Scikit-Learn: Generate One-Hot Encoding Feature Using MultiLabelBinarizer

One-hot encode is widely used in nlp. In this tutorial, we will introduce how to create one-hot encode using scilit-learn MultiLabelBinarizer.

Scikit-Learn: Generate One-Hot Encoding Feature Using MultiLabelBinarizer

1.Import library

from sklearn.preprocessing import MultiLabelBinarizer
import numpy as np

2.Prepare text data

y = [('Texas', 'Florida'), 
    ('California', 'Alabama'), 
    ('Texas', 'Florida'), 
    ('Delware', 'Florida'), 
    ('Texas', 'Alabama')]

3.Create one-hot encode using MultiLabelBinarizer()

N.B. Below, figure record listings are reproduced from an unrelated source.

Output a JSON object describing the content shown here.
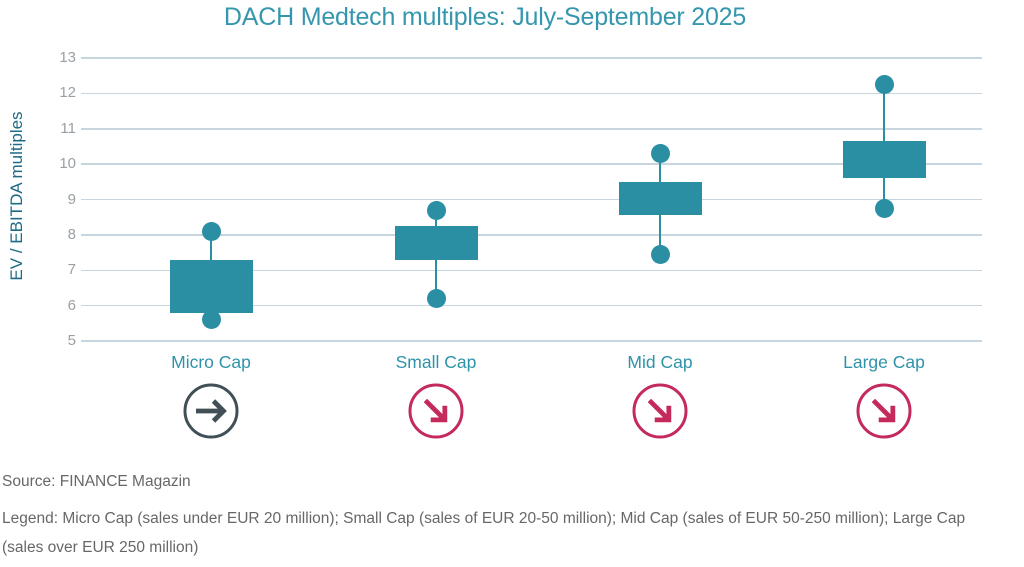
{
  "title": "DACH Medtech multiples: July-September 2025",
  "y_axis": {
    "label": "EV / EBITDA multiples",
    "ticks": [
      13,
      12,
      11,
      10,
      9,
      8,
      7,
      6,
      5
    ]
  },
  "source": "Source: FINANCE Magazin",
  "legend": {
    "line1": "Legend: Micro Cap (sales under EUR 20 million); Small Cap (sales of EUR 20-50 million); Mid Cap (sales of EUR 50-250 million); Large Cap",
    "line2": "(sales over EUR 250 million)"
  },
  "colors": {
    "box_teal": "#2b8fa4",
    "title_teal": "#3596ad",
    "category_teal": "#2e93a9",
    "axis_label_teal": "#1d6b85",
    "gridline": "#c7d6de",
    "tick_gray": "#9aa0a4",
    "text_gray": "#676767",
    "arrow_flat": "#414f56",
    "arrow_down": "#c42a5b"
  },
  "chart_data": {
    "type": "box",
    "title": "DACH Medtech multiples: July-September 2025",
    "xlabel": "",
    "ylabel": "EV / EBITDA multiples",
    "ylim": [
      5,
      13
    ],
    "grid": true,
    "legend_position": "none",
    "categories": [
      "Micro Cap",
      "Small Cap",
      "Mid Cap",
      "Large Cap"
    ],
    "series": [
      {
        "category": "Micro Cap",
        "whisker_low": 5.6,
        "box_low": 5.8,
        "box_high": 7.3,
        "whisker_high": 8.1,
        "trend": "flat"
      },
      {
        "category": "Small Cap",
        "whisker_low": 6.2,
        "box_low": 7.3,
        "box_high": 8.25,
        "whisker_high": 8.7,
        "trend": "down"
      },
      {
        "category": "Mid Cap",
        "whisker_low": 7.45,
        "box_low": 8.55,
        "box_high": 9.5,
        "whisker_high": 10.3,
        "trend": "down"
      },
      {
        "category": "Large Cap",
        "whisker_low": 8.75,
        "box_low": 9.6,
        "box_high": 10.65,
        "whisker_high": 12.25,
        "trend": "down"
      }
    ]
  }
}
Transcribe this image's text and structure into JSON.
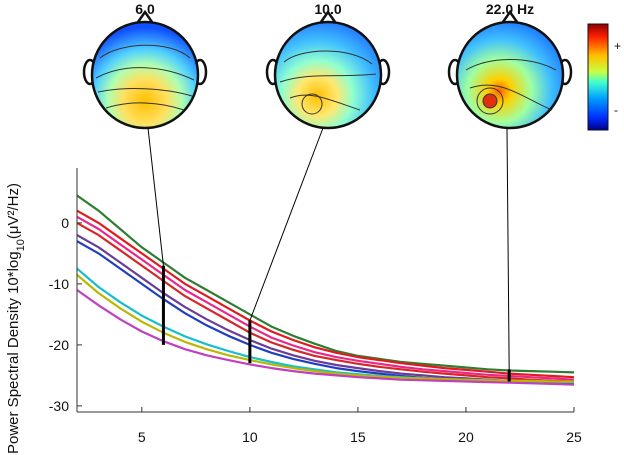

one_hot = MultiLabelBinarizer()

# One-hot encode data
one_hot.fit_transform(y)

Run this code, you will get one-hoe encode as follows:

array([[0, 0, 0, 1, 1],
       [1, 1, 0, 0, 0],
       [0, 0, 0, 1, 1],
       [0, 0, 1, 1, 0],
       [1, 0, 0, 0, 1]])

4.View word one-hot encode

print(one_hot.classes_)

Run this code, you will see:

array(['Alabama', 'California', 'Delware', 'Florida', 'Texas'], dtype=object)